Worthy reads not from Equitable Growth:

1. Actually, Tyler Cohen, no, I do not believe that any “person operating in good faith can look at the evidence and take either side of the argument” on whether a $15-an-hour minimum wage is likely to reduce employment by more than 1 million. I believe that anyone operating in good faith—who is willing to assess recent statistical studies without strongly motivated reasoning—has to wind up much, much closer to Arindrajit arguments. Read his “No, a $15 minimum wage won’t cost 1.4 million jobs,” in which he writes: “CBO’s report examines only 11 studies … Its sources include the first University of Washington study but not the follow-up that came to a more positive conclusion … changed its formula for summarizing the literature since … 2019 … Then, it looked at the median … This time, it placed more weight on those that found large job losses. The 2019 report was already somewhat out of step with the latest academic research, but the new one is even more so.”

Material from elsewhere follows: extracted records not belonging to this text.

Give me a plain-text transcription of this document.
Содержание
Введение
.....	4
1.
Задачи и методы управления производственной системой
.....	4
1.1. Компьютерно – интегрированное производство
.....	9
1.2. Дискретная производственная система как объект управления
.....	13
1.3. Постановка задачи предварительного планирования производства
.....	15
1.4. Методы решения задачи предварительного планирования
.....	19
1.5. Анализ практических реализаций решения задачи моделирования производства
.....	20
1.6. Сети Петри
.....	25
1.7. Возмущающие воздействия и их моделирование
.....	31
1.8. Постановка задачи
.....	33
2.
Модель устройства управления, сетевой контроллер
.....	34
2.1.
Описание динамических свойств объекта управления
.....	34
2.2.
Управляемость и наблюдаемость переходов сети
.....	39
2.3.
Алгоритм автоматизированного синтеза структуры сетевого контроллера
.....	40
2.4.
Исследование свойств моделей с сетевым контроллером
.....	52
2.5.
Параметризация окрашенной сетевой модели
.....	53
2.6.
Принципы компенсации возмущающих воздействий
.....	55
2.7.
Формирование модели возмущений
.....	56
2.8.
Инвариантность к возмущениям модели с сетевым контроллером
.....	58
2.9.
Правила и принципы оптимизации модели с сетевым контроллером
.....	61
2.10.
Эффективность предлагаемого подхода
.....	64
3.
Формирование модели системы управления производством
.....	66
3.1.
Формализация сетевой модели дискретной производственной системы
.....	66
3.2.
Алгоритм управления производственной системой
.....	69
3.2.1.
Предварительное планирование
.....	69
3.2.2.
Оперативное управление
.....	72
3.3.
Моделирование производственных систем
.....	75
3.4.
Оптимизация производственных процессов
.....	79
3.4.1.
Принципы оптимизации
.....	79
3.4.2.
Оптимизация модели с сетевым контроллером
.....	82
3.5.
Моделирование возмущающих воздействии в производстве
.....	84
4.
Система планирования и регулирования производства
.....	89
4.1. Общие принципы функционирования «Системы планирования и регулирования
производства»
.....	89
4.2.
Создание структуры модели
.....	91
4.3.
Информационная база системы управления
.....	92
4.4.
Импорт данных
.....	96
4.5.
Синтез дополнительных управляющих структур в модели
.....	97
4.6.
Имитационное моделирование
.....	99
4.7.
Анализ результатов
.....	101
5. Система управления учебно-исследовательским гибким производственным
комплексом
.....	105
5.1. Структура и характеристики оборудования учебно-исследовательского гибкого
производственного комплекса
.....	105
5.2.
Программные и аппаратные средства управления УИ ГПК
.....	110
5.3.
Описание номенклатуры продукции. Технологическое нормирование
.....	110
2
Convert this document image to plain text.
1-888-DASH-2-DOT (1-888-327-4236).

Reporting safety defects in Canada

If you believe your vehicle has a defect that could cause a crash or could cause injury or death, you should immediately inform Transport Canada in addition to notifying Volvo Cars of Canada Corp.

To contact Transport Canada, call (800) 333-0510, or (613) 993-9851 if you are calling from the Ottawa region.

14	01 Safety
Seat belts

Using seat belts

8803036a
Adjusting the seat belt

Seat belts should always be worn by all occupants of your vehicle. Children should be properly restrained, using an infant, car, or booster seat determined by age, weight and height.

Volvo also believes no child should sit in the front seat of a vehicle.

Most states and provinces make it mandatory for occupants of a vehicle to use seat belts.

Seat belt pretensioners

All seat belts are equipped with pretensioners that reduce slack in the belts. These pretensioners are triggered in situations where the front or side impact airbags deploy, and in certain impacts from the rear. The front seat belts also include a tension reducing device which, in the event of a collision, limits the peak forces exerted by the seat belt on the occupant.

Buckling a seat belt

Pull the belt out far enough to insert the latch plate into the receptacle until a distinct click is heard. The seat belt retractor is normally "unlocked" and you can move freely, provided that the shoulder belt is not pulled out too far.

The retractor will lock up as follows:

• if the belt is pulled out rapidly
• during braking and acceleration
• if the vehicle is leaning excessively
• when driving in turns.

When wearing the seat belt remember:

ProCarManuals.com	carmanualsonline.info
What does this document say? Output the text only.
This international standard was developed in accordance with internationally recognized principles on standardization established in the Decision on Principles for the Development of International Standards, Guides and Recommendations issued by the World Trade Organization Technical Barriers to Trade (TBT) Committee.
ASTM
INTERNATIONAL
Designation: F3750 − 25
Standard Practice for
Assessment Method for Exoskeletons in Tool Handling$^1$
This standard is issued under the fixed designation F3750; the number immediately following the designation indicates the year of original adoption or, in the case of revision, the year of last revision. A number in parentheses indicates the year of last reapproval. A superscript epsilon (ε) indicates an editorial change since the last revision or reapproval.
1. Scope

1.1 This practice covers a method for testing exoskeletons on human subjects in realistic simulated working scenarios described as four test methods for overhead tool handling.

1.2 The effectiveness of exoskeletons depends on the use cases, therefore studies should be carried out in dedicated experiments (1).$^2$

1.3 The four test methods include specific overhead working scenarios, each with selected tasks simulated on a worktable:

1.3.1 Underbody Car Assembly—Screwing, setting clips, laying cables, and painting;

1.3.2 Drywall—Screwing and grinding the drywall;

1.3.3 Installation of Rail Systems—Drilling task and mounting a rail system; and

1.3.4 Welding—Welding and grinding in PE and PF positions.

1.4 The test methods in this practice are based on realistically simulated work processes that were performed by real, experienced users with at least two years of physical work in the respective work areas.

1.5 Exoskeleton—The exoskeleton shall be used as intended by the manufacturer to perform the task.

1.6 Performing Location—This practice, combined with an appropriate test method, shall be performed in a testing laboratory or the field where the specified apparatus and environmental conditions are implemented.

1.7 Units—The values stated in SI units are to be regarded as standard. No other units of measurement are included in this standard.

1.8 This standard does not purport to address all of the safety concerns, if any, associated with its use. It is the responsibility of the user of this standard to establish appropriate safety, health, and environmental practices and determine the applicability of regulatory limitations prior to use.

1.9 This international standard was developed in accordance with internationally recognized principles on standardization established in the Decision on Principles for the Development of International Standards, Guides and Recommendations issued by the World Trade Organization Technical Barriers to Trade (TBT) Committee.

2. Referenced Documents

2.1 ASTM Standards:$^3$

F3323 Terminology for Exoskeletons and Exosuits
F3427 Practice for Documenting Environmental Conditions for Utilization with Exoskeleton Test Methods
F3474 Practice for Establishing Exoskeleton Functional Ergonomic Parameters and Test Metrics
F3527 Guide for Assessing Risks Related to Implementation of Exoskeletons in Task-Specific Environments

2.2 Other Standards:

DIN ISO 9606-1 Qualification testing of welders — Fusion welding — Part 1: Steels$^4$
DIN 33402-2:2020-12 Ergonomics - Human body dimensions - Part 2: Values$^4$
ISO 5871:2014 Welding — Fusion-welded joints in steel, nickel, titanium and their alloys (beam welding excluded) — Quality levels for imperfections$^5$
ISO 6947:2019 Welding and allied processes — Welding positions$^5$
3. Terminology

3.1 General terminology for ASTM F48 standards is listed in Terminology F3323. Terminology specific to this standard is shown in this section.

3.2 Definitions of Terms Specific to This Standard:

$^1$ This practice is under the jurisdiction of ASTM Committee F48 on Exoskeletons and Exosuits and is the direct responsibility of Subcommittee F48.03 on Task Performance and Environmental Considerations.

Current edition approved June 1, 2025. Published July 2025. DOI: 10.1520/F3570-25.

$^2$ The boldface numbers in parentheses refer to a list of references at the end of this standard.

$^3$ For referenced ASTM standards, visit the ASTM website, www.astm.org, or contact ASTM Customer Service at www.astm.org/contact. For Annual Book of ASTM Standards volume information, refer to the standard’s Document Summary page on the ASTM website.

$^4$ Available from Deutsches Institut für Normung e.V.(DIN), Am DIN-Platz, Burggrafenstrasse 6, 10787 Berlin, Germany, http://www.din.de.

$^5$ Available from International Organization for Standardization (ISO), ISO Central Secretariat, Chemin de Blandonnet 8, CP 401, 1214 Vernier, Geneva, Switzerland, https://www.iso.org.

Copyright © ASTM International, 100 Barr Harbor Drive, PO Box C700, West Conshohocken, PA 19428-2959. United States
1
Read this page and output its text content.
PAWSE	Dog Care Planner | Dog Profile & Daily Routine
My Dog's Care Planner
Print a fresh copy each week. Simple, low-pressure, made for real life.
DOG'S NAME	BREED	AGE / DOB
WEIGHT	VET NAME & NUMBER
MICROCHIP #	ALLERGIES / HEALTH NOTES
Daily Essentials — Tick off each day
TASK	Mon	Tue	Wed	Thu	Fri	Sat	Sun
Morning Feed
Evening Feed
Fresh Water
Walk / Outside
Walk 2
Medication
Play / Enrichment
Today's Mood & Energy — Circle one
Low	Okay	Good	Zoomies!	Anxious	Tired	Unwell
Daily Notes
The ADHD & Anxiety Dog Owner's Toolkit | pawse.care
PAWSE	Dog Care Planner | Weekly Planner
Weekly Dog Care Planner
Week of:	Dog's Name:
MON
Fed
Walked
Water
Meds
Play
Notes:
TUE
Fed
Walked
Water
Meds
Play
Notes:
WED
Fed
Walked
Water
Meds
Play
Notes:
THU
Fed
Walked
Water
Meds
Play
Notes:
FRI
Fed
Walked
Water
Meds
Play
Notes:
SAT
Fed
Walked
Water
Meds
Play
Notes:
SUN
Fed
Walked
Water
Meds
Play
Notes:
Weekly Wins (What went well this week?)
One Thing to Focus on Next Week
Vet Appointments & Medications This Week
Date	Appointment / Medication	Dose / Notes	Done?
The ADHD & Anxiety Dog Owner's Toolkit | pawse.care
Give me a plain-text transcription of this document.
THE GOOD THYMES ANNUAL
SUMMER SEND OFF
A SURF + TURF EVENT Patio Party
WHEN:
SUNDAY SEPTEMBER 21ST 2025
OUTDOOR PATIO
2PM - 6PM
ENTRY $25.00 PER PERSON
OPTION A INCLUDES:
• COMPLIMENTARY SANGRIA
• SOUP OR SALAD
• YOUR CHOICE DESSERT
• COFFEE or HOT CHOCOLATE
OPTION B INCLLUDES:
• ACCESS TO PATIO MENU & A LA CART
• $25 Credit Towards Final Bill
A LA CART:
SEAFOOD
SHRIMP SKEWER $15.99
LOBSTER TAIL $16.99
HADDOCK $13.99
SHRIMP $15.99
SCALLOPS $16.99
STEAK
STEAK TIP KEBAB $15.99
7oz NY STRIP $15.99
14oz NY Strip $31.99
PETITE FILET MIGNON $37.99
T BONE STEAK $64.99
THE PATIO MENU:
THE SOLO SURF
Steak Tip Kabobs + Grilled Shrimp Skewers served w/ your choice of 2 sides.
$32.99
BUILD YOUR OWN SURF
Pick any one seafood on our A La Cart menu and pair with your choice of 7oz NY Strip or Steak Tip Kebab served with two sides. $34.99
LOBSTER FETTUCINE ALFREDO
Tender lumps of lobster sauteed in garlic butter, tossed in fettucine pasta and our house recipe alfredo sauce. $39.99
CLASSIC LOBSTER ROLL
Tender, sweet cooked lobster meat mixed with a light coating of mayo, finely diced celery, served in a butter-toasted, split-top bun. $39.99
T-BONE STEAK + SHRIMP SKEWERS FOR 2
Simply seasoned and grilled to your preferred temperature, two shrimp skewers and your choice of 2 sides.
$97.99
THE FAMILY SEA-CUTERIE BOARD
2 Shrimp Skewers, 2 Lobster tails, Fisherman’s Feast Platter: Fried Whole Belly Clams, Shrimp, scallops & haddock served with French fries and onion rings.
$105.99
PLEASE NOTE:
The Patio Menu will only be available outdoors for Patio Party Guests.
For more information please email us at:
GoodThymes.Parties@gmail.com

2. If you have not yet read Arindrajit Dube on the minimum wage, you should do so immediately. Read his “Impacts of minimum wages: Review of the international evidence,” in which he writes: “Overall the most up-to-date body of research from US, UK and other developed countries points to a very muted effect of minimum wages on employment, while significantly increasing the earnings of low-paid workers. Importantly, this was found to be the case even for the most recent ambitious policies. Therefore, it concludes that, based on the overall weight of the available evidence, there is room for exploring a more ambitious NLW remit in the UK in the coming years, in the range of 60 percent to two-thirds of median hourly earnings. However, given that the evidence base is still developing, it would also be prudent to accompany more ambitious minimum wages with a clear mandate that the Low Pay Commission can use to implement, evaluate and recalibrate any proposed changes to the NLW, thereby designing in responsiveness to any unforeseen impacts if required.”